Web Scraping threatens your revenue

Content theft, data mining about competitors and price scanners

Bots put a strain on websites around the clock. They scrape content and post them unauthorized on other websites.

You don’t get any backlinks and no author credits for this. In fact you’ll never know that your content has been scraped unless you spend a lot of time searching for your content on Google and Bing.

The duplicate content that exists because of web scraping falls back on your website and lowers your Google page rank, resulting in less visitors and less revenue.

To put it in a nutshell: web scraping can limit your business’ ability to be successful and to grow.

Web Scraping threatens your revenue!

Unscrupulous entrpreneurs use bots to gather valueble information about their competitors. E-Commerce websites are particularly susceptible to price scans, product matching, the scanning of product variants and availibilities. Online-Shops are an obvious target for bad bots not least because of flash sales and limited offers, e.g. sneakers.

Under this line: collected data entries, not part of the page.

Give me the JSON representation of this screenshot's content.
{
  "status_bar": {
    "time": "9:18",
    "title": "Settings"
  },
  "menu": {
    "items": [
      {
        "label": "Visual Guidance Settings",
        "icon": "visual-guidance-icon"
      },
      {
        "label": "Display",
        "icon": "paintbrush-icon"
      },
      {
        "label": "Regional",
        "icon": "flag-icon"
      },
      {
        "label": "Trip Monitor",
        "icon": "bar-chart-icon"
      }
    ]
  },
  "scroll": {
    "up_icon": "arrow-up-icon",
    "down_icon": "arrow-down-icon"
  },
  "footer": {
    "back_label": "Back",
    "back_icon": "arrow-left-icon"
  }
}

When bots scrape price and product information they feed the aggregated data into an analysis system that enables your competitors to monitor your products and prices in real time. Often enough seconds decide whether you as vendor make the sale or the bot operator that steals your data.

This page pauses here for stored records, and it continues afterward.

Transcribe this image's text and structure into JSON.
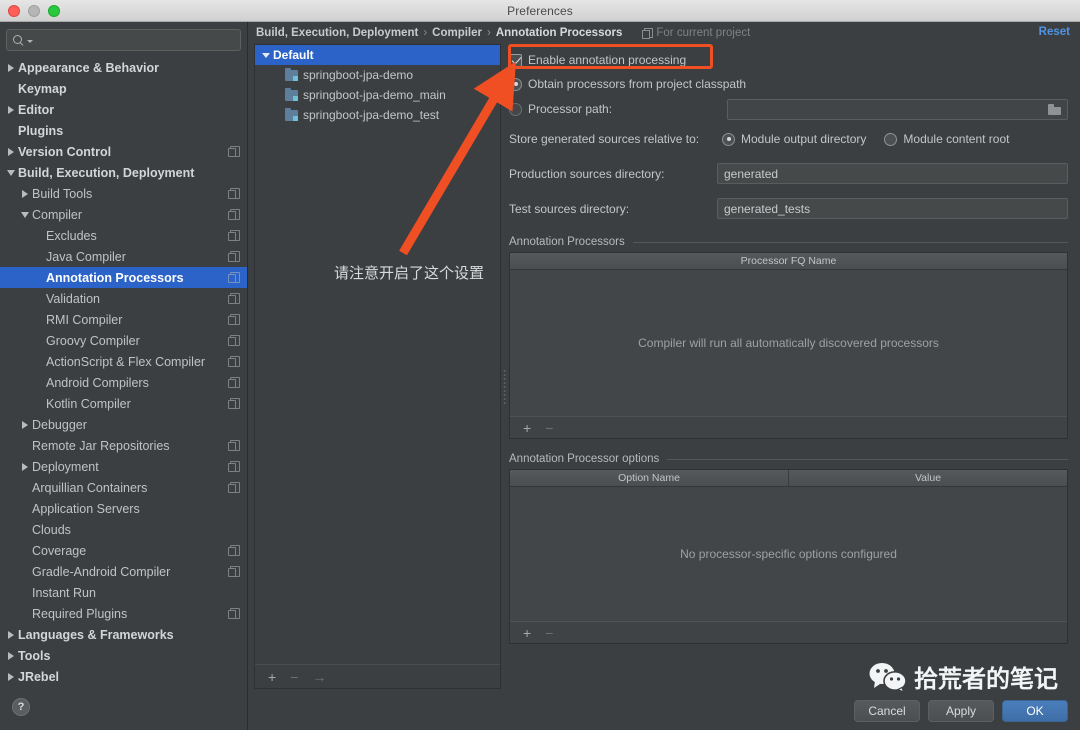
{
  "window": {
    "title": "Preferences"
  },
  "search": {
    "value": "",
    "placeholder": ""
  },
  "sidebar": {
    "items": [
      {
        "label": "Appearance & Behavior",
        "twisty": "right",
        "indent": 0,
        "bold": true,
        "marker": false,
        "selected": false
      },
      {
        "label": "Keymap",
        "twisty": "none",
        "indent": 0,
        "bold": true,
        "marker": false,
        "selected": false
      },
      {
        "label": "Editor",
        "twisty": "right",
        "indent": 0,
        "bold": true,
        "marker": false,
        "selected": false
      },
      {
        "label": "Plugins",
        "twisty": "none",
        "indent": 0,
        "bold": true,
        "marker": false,
        "selected": false
      },
      {
        "label": "Version Control",
        "twisty": "right",
        "indent": 0,
        "bold": true,
        "marker": true,
        "selected": false
      },
      {
        "label": "Build, Execution, Deployment",
        "twisty": "down",
        "indent": 0,
        "bold": true,
        "marker": false,
        "selected": false
      },
      {
        "label": "Build Tools",
        "twisty": "right",
        "indent": 1,
        "bold": false,
        "marker": true,
        "selected": false
      },
      {
        "label": "Compiler",
        "twisty": "down",
        "indent": 1,
        "bold": false,
        "marker": true,
        "selected": false
      },
      {
        "label": "Excludes",
        "twisty": "none",
        "indent": 2,
        "bold": false,
        "marker": true,
        "selected": false
      },
      {
        "label": "Java Compiler",
        "twisty": "none",
        "indent": 2,
        "bold": false,
        "marker": true,
        "selected": false
      },
      {
        "label": "Annotation Processors",
        "twisty": "none",
        "indent": 2,
        "bold": true,
        "marker": true,
        "selected": true
      },
      {
        "label": "Validation",
        "twisty": "none",
        "indent": 2,
        "bold": false,
        "marker": true,
        "selected": false
      },
      {
        "label": "RMI Compiler",
        "twisty": "none",
        "indent": 2,
        "bold": false,
        "marker": true,
        "selected": false
      },
      {
        "label": "Groovy Compiler",
        "twisty": "none",
        "indent": 2,
        "bold": false,
        "marker": true,
        "selected": false
      },
      {
        "label": "ActionScript & Flex Compiler",
        "twisty": "none",
        "indent": 2,
        "bold": false,
        "marker": true,
        "selected": false
      },
      {
        "label": "Android Compilers",
        "twisty": "none",
        "indent": 2,
        "bold": false,
        "marker": true,
        "selected": false
      },
      {
        "label": "Kotlin Compiler",
        "twisty": "none",
        "indent": 2,
        "bold": false,
        "marker": true,
        "selected": false
      },
      {
        "label": "Debugger",
        "twisty": "right",
        "indent": 1,
        "bold": false,
        "marker": false,
        "selected": false
      },
      {
        "label": "Remote Jar Repositories",
        "twisty": "none",
        "indent": 1,
        "bold": false,
        "marker": true,
        "selected": false
      },
      {
        "label": "Deployment",
        "twisty": "right",
        "indent": 1,
        "bold": false,
        "marker": true,
        "selected": false
      },
      {
        "label": "Arquillian Containers",
        "twisty": "none",
        "indent": 1,
        "bold": false,
        "marker": true,
        "selected": false
      },
      {
        "label": "Application Servers",
        "twisty": "none",
        "indent": 1,
        "bold": false,
        "marker": false,
        "selected": false
      },
      {
        "label": "Clouds",
        "twisty": "none",
        "indent": 1,
        "bold": false,
        "marker": false,
        "selected": false
      },
      {
        "label": "Coverage",
        "twisty": "none",
        "indent": 1,
        "bold": false,
        "marker": true,
        "selected": false
      },
      {
        "label": "Gradle-Android Compiler",
        "twisty": "none",
        "indent": 1,
        "bold": false,
        "marker": true,
        "selected": false
      },
      {
        "label": "Instant Run",
        "twisty": "none",
        "indent": 1,
        "bold": false,
        "marker": false,
        "selected": false
      },
      {
        "label": "Required Plugins",
        "twisty": "none",
        "indent": 1,
        "bold": false,
        "marker": true,
        "selected": false
      },
      {
        "label": "Languages & Frameworks",
        "twisty": "right",
        "indent": 0,
        "bold": true,
        "marker": false,
        "selected": false
      },
      {
        "label": "Tools",
        "twisty": "right",
        "indent": 0,
        "bold": true,
        "marker": false,
        "selected": false
      },
      {
        "label": "JRebel",
        "twisty": "right",
        "indent": 0,
        "bold": true,
        "marker": false,
        "selected": false
      }
    ],
    "help_label": "?"
  },
  "breadcrumb": {
    "parts": [
      "Build, Execution, Deployment",
      "Compiler",
      "Annotation Processors"
    ],
    "separator": "›",
    "scope_label": "For current project",
    "reset_label": "Reset"
  },
  "profiles": {
    "root": "Default",
    "modules": [
      "springboot-jpa-demo",
      "springboot-jpa-demo_main",
      "springboot-jpa-demo_test"
    ],
    "toolbar": {
      "add": "+",
      "remove": "−",
      "move": "→"
    }
  },
  "settings": {
    "enable_annotation_processing": {
      "label": "Enable annotation processing",
      "checked": true
    },
    "processor_source": {
      "obtain_from_classpath": {
        "label": "Obtain processors from project classpath",
        "selected": true
      },
      "processor_path": {
        "label": "Processor path:",
        "selected": false,
        "value": ""
      }
    },
    "store_generated": {
      "label": "Store generated sources relative to:",
      "options": [
        {
          "label": "Module output directory",
          "selected": true
        },
        {
          "label": "Module content root",
          "selected": false
        }
      ]
    },
    "production_sources": {
      "label": "Production sources directory:",
      "value": "generated"
    },
    "test_sources": {
      "label": "Test sources directory:",
      "value": "generated_tests"
    },
    "annotation_processors": {
      "title": "Annotation Processors",
      "columns": [
        "Processor FQ Name"
      ],
      "empty_text": "Compiler will run all automatically discovered processors",
      "toolbar": {
        "add": "+",
        "remove": "−"
      }
    },
    "processor_options": {
      "title": "Annotation Processor options",
      "columns": [
        "Option Name",
        "Value"
      ],
      "empty_text": "No processor-specific options configured",
      "toolbar": {
        "add": "+",
        "remove": "−"
      }
    }
  },
  "buttons": {
    "cancel": "Cancel",
    "apply": "Apply",
    "ok": "OK"
  },
  "annotations": {
    "note_text": "请注意开启了这个设置",
    "highlight_color": "#f04e23",
    "arrow_color": "#f04e23"
  },
  "watermark": {
    "text": "拾荒者的笔记"
  },
  "colors": {
    "background": "#3c3f41",
    "selection": "#2b63c8",
    "accent_link": "#5294e2",
    "primary_button": "#4a7ebb"
  }
}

Travel industry websites such as online booking portals, airlines or hotels are constantly being scraped by bots. Competitors and aggregators use bots to circumvent limits of existing APIs, to undercut prices or to find cross-selling and up-selling potentials and to steal content.

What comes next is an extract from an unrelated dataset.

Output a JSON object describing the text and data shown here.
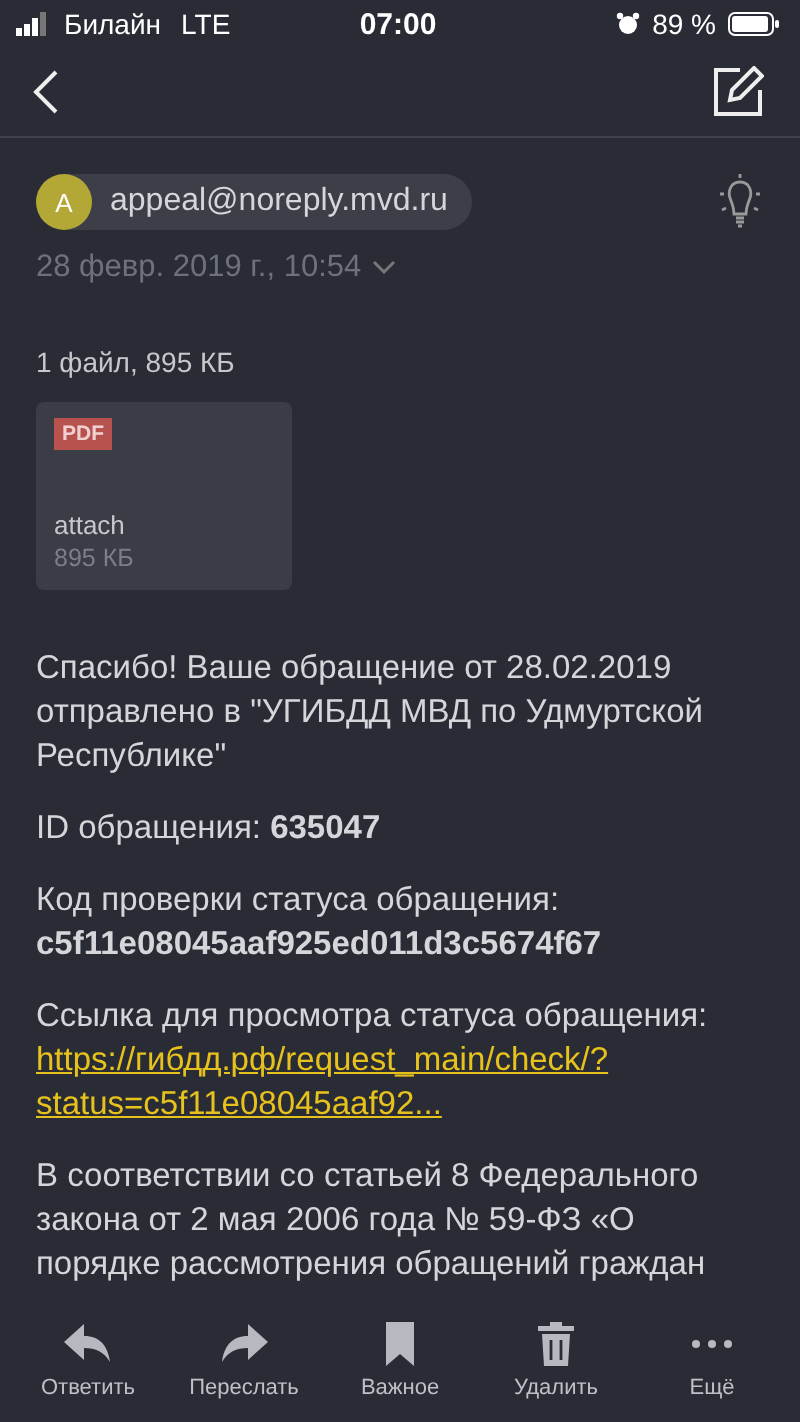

How to detect if you’re affected

You won’t notice anything unless you look closely. Clear signs for your being a victim of bad bots are for instance

  • You see your content in many different places on the internet, often on websites of your competitors
  • You notice that competitors adapt their prices rapidly after you have changed your prices

Example: Amazon and diapers.com

Diapers.com was a flourishing web shop with a large assorment of baby products. Amazon.com was a successful book dealer that wanted to enter other markets, among them baby products.

Amazon started to scan diapers.com’s products and prices and used that data to learn their business strategy. Based on the data Amazon mimicked diapers.com’s product portfolio and undercut their prices in real-time.

Within one year Amazon had launched Amazon Mom and bought a drastically devalued diapers.com. That strategy lead much faster to the goal than if Amazon had started their baby shop from scratch.